Abbiamo parlato dell’Italia e dell’Europa, ma qual è lo scenario globale? Quali sono i competitor più forti?

“L’America, intesa come continente, produce molto e ha una grande tradizione in materia, basta pensare al Brasile che ha cominciato a produrre bioetanolo in tempi lontanissimi.
E anche la Cina ha grandissime potenzialità abbondanza di materie prime, terreni comprati in Africa ma sta inseguendo mercati tradizionali. L’Europa invece è partita solo da 10 anni ma con un’impostazione molto innovativa basata sull’implementazione di bioraffinerie multi-prodotto, che fanno composti chimici, materiali e combustibili: una scelta in grado di garantire maggiore sostenibilità ambientale ed economica rispetto alle bioraffinerie monoprodotto tradizionali. Soprattutto per il grande impulso che a partire dal 2007 ha dato l’avvio del settimo programma quadro. Noi non puntiamo a fare solo biocombustibile: lo ricaviamo nelle bioraffinerie ‘a cascata’ integrate, alla fine di un processo che crea prodotti ad alto valore aggiunto”.

 

Quanto ha investito l’Europa?

“Molto. Siamo partiti con oltre 200 milioni di euro investiti sul settimo programma quadro e altrettanti messi in campo dagli stati membri prevalentemente del Nordovest. Inoltre è stato recentemente previsto un pacchetto di 3,78 miliardi di euro per sostenere specificamente la ricerca e l’innovazione nel settore della biobased industry nel periodo 2014-2020: è la Public Private Partnership Biobased Industry sostenuta da oltre 100 partner europei del settore pubblico e privato. Oltre i due terzi di questi fondi, 2,7 miliardi di euro, viene dall’industria. Anche l’industria dunque ha fatto e sta facendo la sua parte ed è significativo il fatto che le imprese abbiano trovato un accordo per partecipare in maniera congiunta a un programma così ambizioso sulle bioraffinerie”. 

 

Quale prospettiva si apre per i prossimi anni?

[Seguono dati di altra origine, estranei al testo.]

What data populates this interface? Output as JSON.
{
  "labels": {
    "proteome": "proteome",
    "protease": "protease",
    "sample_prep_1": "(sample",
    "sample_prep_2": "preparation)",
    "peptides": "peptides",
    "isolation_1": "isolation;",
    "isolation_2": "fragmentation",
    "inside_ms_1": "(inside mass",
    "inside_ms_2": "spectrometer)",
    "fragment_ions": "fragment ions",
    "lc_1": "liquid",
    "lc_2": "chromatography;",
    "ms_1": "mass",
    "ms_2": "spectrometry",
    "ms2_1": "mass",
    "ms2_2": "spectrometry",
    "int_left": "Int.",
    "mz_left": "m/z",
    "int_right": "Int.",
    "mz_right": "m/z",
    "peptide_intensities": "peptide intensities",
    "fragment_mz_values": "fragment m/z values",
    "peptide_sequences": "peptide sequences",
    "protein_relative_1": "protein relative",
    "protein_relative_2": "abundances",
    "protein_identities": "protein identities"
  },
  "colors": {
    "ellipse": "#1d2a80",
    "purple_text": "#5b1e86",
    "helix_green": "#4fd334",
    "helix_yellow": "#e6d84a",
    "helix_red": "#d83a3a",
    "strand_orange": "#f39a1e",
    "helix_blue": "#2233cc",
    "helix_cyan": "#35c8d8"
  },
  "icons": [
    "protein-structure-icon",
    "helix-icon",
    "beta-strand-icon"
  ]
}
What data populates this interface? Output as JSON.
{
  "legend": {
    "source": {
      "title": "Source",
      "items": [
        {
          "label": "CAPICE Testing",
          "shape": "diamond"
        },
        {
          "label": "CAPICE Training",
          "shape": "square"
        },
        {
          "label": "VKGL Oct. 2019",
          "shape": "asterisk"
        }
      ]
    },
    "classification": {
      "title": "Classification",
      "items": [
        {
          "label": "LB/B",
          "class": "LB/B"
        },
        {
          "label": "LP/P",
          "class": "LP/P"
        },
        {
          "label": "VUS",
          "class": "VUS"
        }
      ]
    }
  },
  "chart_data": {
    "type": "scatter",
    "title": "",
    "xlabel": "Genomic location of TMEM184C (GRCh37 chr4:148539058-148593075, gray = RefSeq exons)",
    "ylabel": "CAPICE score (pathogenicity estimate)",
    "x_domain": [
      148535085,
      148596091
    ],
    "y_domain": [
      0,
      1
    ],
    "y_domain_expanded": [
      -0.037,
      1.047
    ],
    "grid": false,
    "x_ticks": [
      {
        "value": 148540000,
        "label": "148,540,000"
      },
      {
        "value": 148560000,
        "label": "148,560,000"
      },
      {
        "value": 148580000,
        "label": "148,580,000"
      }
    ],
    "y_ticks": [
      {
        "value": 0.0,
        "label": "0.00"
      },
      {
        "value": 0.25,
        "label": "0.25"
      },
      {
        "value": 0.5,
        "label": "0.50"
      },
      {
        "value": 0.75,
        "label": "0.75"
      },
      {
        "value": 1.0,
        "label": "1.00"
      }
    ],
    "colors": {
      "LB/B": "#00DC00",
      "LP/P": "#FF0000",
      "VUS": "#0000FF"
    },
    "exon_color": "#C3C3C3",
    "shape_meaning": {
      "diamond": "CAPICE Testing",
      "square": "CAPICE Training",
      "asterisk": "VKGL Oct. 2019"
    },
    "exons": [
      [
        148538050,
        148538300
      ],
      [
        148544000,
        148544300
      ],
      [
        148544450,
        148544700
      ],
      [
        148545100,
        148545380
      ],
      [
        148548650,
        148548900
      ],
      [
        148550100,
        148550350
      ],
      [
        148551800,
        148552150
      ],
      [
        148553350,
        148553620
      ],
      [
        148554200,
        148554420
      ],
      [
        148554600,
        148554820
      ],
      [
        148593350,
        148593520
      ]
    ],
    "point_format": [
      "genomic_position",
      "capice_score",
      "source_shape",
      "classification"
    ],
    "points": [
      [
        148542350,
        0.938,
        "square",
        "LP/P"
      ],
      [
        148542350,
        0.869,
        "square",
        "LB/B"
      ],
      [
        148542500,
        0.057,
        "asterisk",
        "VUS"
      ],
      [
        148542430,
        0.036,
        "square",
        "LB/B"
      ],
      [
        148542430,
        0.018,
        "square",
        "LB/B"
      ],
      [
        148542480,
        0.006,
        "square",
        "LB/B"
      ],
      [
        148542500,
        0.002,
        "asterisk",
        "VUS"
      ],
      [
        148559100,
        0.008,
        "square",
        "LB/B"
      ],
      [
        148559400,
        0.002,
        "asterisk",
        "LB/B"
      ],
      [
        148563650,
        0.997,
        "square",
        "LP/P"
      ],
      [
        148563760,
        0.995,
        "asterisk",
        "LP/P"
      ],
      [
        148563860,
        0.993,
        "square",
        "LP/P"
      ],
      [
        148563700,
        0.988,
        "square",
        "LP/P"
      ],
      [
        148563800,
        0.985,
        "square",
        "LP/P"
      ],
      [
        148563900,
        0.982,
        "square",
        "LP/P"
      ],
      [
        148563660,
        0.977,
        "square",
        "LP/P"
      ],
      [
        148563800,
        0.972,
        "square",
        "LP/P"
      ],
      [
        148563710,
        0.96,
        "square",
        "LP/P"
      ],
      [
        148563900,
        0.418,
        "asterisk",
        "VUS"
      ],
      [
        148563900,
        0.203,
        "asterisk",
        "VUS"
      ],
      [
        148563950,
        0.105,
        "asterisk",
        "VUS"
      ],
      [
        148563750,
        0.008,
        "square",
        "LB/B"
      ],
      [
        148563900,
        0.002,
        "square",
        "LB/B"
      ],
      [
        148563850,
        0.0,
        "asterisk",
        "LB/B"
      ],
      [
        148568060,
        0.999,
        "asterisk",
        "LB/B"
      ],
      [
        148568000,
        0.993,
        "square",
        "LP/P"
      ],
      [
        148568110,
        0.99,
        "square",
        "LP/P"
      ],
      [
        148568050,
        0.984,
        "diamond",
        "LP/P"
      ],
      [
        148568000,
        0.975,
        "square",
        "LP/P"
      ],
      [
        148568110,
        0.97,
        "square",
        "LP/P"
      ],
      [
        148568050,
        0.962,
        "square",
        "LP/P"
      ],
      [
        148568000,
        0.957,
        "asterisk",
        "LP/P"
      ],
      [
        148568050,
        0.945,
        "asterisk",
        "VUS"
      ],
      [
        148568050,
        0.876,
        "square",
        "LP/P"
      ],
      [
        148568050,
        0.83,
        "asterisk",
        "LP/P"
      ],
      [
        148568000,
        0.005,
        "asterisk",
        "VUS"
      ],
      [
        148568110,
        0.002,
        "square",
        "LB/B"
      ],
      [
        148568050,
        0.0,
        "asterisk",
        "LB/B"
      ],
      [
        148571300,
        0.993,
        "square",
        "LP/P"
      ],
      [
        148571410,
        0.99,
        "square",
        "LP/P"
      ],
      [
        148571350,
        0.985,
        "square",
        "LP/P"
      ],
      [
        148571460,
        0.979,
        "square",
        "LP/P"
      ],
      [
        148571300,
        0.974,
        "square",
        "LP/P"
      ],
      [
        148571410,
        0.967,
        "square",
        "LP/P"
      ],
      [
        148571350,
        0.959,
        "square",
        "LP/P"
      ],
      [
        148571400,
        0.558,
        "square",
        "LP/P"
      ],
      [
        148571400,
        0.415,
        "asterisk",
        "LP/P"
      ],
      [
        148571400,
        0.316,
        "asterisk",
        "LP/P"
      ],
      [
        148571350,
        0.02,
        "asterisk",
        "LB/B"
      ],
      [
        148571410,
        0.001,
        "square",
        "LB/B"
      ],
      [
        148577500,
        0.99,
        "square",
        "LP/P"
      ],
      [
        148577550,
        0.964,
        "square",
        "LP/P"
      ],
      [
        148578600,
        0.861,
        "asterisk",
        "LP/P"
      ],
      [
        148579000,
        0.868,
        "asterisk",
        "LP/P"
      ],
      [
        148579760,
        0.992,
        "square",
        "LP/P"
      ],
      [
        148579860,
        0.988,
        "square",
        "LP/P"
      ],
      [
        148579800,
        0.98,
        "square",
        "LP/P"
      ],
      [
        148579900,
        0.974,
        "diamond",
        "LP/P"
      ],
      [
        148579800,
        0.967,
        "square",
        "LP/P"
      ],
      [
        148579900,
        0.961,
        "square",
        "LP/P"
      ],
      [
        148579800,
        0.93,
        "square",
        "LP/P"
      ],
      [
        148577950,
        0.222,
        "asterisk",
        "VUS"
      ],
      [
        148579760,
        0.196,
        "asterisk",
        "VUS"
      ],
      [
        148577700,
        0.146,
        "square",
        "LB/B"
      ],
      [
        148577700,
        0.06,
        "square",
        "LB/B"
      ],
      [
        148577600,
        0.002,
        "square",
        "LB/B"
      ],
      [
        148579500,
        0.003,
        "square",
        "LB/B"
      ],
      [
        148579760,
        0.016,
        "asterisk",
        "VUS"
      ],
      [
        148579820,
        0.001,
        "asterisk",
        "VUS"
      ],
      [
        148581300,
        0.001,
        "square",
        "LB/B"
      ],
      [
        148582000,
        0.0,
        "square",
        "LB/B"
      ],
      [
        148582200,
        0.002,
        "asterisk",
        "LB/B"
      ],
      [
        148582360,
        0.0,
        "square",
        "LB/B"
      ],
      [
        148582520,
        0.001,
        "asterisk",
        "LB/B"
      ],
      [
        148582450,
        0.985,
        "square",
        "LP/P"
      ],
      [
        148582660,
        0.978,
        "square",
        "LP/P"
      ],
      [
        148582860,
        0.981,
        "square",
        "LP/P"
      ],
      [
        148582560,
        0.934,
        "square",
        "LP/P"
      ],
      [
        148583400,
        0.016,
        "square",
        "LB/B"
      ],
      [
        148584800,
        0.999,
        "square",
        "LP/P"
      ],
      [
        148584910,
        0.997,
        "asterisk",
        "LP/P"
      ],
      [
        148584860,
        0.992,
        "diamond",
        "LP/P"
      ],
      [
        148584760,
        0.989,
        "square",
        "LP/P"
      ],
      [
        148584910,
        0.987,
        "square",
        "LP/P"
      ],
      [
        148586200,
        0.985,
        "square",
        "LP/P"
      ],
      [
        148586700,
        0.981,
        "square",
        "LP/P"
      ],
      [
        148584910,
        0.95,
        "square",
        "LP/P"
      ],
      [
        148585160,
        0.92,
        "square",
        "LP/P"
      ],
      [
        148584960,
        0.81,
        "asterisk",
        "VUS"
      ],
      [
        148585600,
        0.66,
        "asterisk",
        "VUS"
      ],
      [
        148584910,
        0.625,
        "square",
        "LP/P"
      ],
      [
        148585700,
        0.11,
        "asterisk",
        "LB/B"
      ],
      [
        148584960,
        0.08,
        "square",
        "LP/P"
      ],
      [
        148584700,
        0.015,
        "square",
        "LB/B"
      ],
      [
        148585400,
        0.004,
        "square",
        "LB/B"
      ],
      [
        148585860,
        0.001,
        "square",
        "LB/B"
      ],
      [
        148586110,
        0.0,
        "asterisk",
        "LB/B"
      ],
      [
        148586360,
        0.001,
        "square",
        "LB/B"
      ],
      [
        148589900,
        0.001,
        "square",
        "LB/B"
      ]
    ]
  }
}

“Si prevede che al 2020 il mercato dei prodotti delle bioraffinerie varrà più di 500 miliardi di euro a livello mondiale, con l’Europa che dovrebbe aggiudicarsi il 40% della torta. Determinante sarà la capacità di ricerca e di innovazione in tutti i settori coinvolti: penso anche a quelli che non vengono in mente immediatamente. Per esempio all’evoluzione delle macchine agricole: dovranno essere progettate e modellate sulle nuove necessità per far abbassare i costi delle materie prime e consentire la raccolta dei residui agricoli da valorizzare nelle bioraffinerie”.

 

Un’altra opportunità per l’Italia: siamo molto ben piazzati nel campo della produzione di macchine agricole.

“E dovremo continuare ad affinare le tecniche: si va verso macchine agricole gestite con i gps. Ancora una volta la chiave vincente è la sinergia. In questa partita abbiamo ottime carte da giocare: non ci resta che farlo”.